Try to isolate the project's main features, group them into coherent units, and list them as 'milestones' or 'deliverables'.
The order in which you list the deliverables should correspond to the chronological order in which they will be implemented.

Plan

What is your task schedule to implement your technical plan and develop your deliverables?
Try to break down the deliverables into small tasks and assign to each of them the time you think it is going to take you.
Make sure you consider the time you will need to test and fix your code after every deliverable is finished.
Order all the tasks chronologically and assign a start and an end date to each of them. Verify that the resulting schedule fits into the 10 weeks you will have.
It is important to leave some time at the end of the schedule for integrating, testing and fixing the complete project.

Timezone

What are your expected work hours (in UTC)?
What is your physical location for the summer?
The project places no requirements on these but it will affect chat scheduling as well as mentor availability and selection.

Commitments

Do you have any other commitments over the summer that would impair your ability to participate in the project, e.g., classes, thesis defense, existing work commitments, etc? Note: The project does not expect students to take personal vacations during this period; if there is a personal vacation planned, please state when, and how you would make up the time.
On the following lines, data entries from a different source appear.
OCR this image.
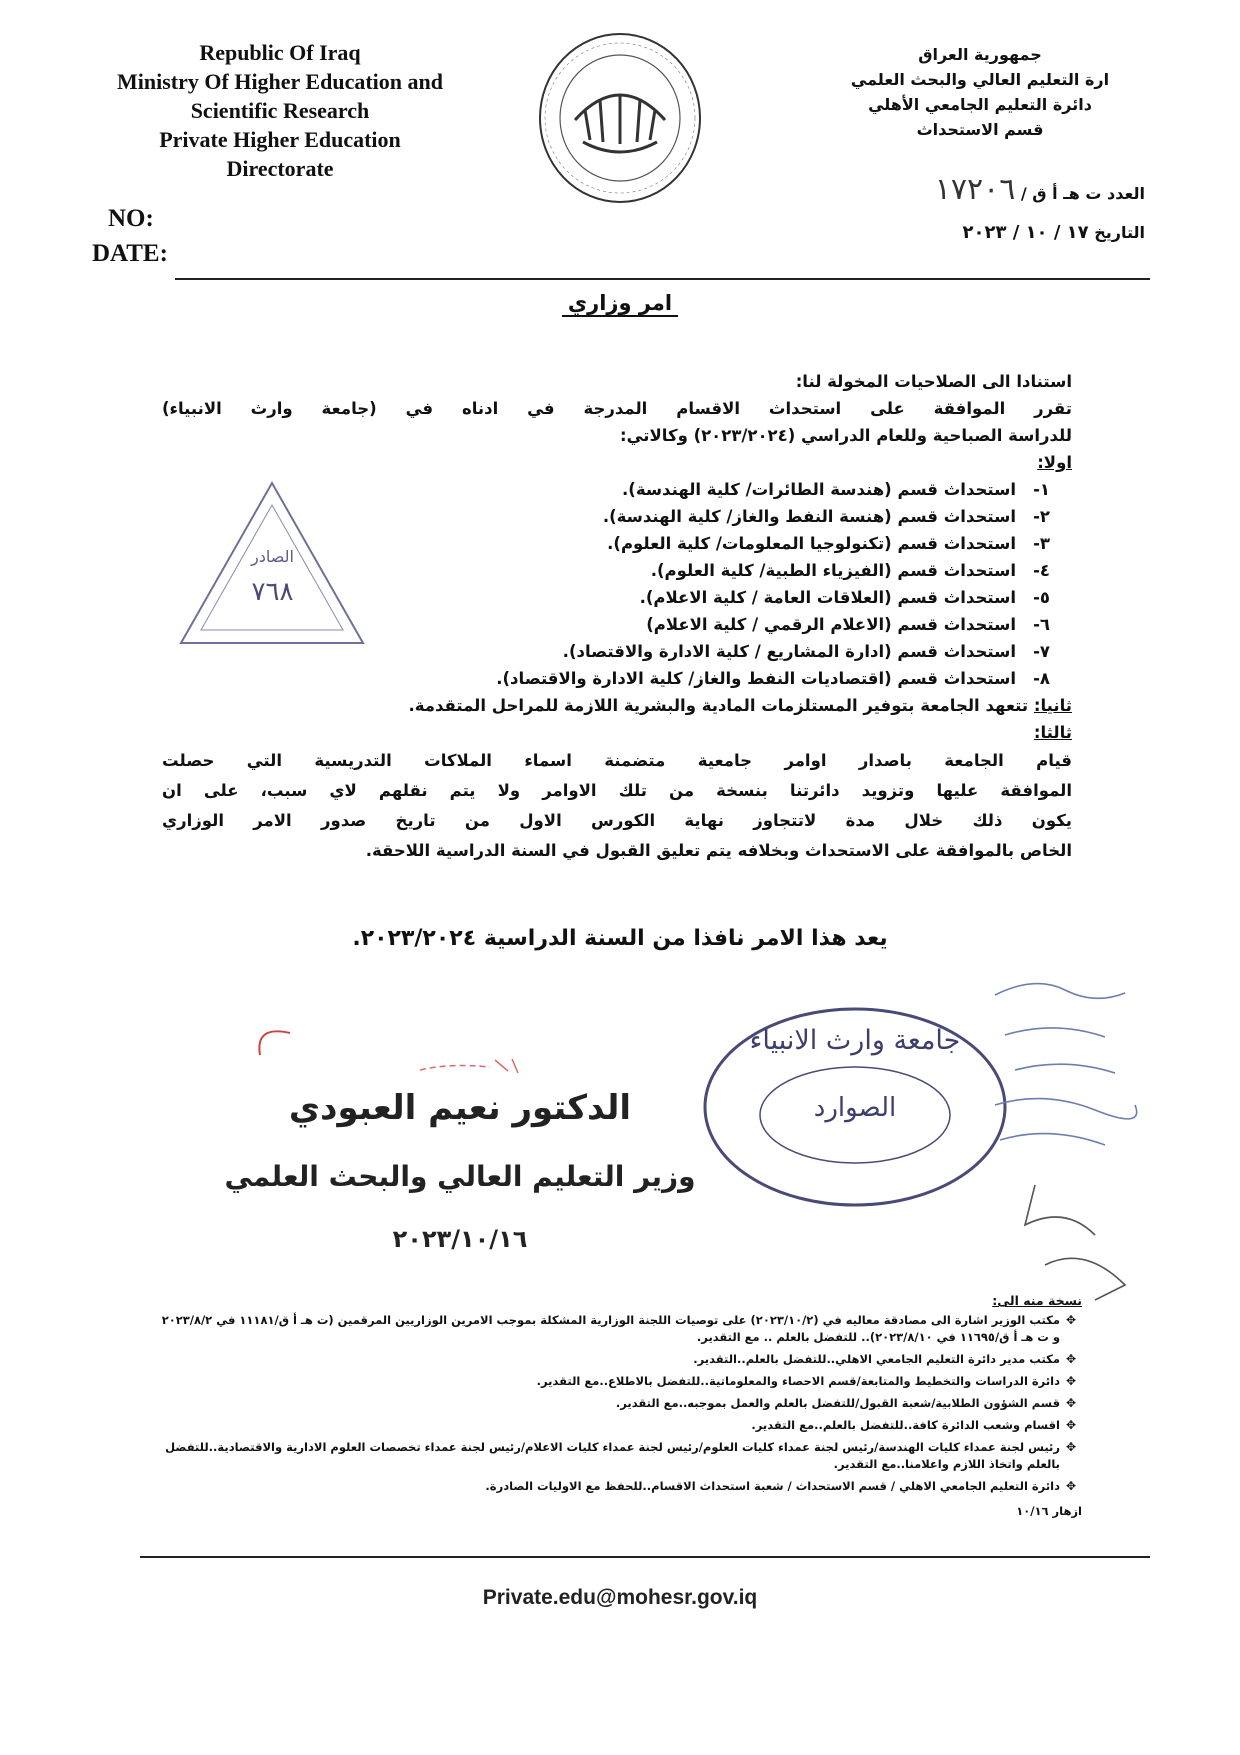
Republic Of Iraq
Ministry Of Higher Education and
Scientific Research
Private Higher Education
Directorate
NO:
DATE:
جمهورية العراق
ارة التعليم العالي والبحث العلمي
دائرة التعليم الجامعي الأهلي
قسم الاستحداث
العدد ت هـ أ ق / ١٧٢٠٦
التاريخ ١٧ / ١٠ / ٢٠٢٣
امر وزاري
الصادر
٧٦٨
استنادا الى الصلاحيات المخولة لنا:
تقرر الموافقة على استحداث الاقسام المدرجة في ادناه في (جامعة وارث الانبياء)
للدراسة الصباحية وللعام الدراسي (٢٠٢٣/٢٠٢٤) وكالاتي:
اولا:
١-استحداث قسم (هندسة الطائرات/ كلية الهندسة).
٢-استحداث قسم (هنسة النفط والغاز/ كلية الهندسة).
٣-استحداث قسم (تكنولوجيا المعلومات/ كلية العلوم).
٤-استحداث قسم (الفيزياء الطبية/ كلية العلوم).
٥-استحداث قسم (العلاقات العامة / كلية الاعلام).
٦-استحداث قسم (الاعلام الرقمي / كلية الاعلام)
٧-استحداث قسم (ادارة المشاريع / كلية الادارة والاقتصاد).
٨-استحداث قسم (اقتصاديات النفط والغاز/ كلية الادارة والاقتصاد).
ثانيا: تتعهد الجامعة بتوفير المستلزمات المادية والبشرية اللازمة للمراحل المتقدمة.
ثالثا:
قيام الجامعة باصدار اوامر جامعية متضمنة اسماء الملاكات التدريسية التي حصلت
الموافقة عليها وتزويد دائرتنا بنسخة من تلك الاوامر ولا يتم نقلهم لاي سبب، على ان
يكون ذلك خلال مدة لاتتجاوز نهاية الكورس الاول من تاريخ صدور الامر الوزاري
الخاص بالموافقة على الاستحداث وبخلافه يتم تعليق القبول في السنة الدراسية اللاحقة.
يعد هذا الامر نافذا من السنة الدراسية ٢٠٢٣/٢٠٢٤.
الدكتور نعيم العبودي
وزير التعليم العالي والبحث العلمي
٢٠٢٣/١٠/١٦
جامعة وارث الانبياء
الصوارد
نسخة منه الى:
✥
مكتب الوزير اشارة الى مصادقة معاليه في (٢٠٢٣/١٠/٢) على توصيات اللجنة الوزارية المشكلة بموجب الامرين الوزاريين المرقمين (ت هـ أ ق/١١١٨١ في ٢٠٢٣/٨/٢ و ت هـ أ ق/١١٦٩٥ في ٢٠٢٣/٨/١٠).. للتفضل بالعلم .. مع التقدير.
✥
مكتب مدير دائرة التعليم الجامعي الاهلي..للتفضل بالعلم..التقدير.
✥
دائرة الدراسات والتخطيط والمتابعة/قسم الاحصاء والمعلوماتية..للتفضل بالاطلاع..مع التقدير.
✥
قسم الشؤون الطلابية/شعبة القبول/للتفضل بالعلم والعمل بموجبه..مع التقدير.
✥
اقسام وشعب الدائرة كافة..للتفضل بالعلم..مع التقدير.
✥
رئيس لجنة عمداء كليات الهندسة/رئيس لجنة عمداء كليات العلوم/رئيس لجنة عمداء كليات الاعلام/رئيس لجنة عمداء تخصصات العلوم الادارية والاقتصادية..للتفضل بالعلم واتخاذ اللازم واعلامنا..مع التقدير.
✥
دائرة التعليم الجامعي الاهلي / قسم الاستحداث / شعبة استحداث الاقسام..للحفظ مع الاوليات الصادرة.
ازهار ١٠/١٦
Private.edu@mohesr.gov.iq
Of these, the Approach and Deliverables elements will require significant thought, development and discussion. Applicants are advised to bring their ideas to the ns-developers list and open up a discussion with the ns-3 team to develop these portions of their application prior to submission. Only applications that have well refined and developed technical objectives and plans are likely to be competitive. The ns-3 team will provide comments and help refine proposals somewhat after they are initially submitted, but obviously the stronger they start the stronger they will be. Also understand that the better you plan your project by discussing it on the list, the more clearer your path will seem through your summer. In the 2008, 2009 and 2010 GSoCs, our strongest student proposals were clearly those which had discussed their projects at length beforehand on the mailing list and on IRC.

In addition, once NSoC proposals have been accepted and reviewed, promising candidates will be invited to "meet" some of the ns-3 team and discuss their project further in an IRC chat.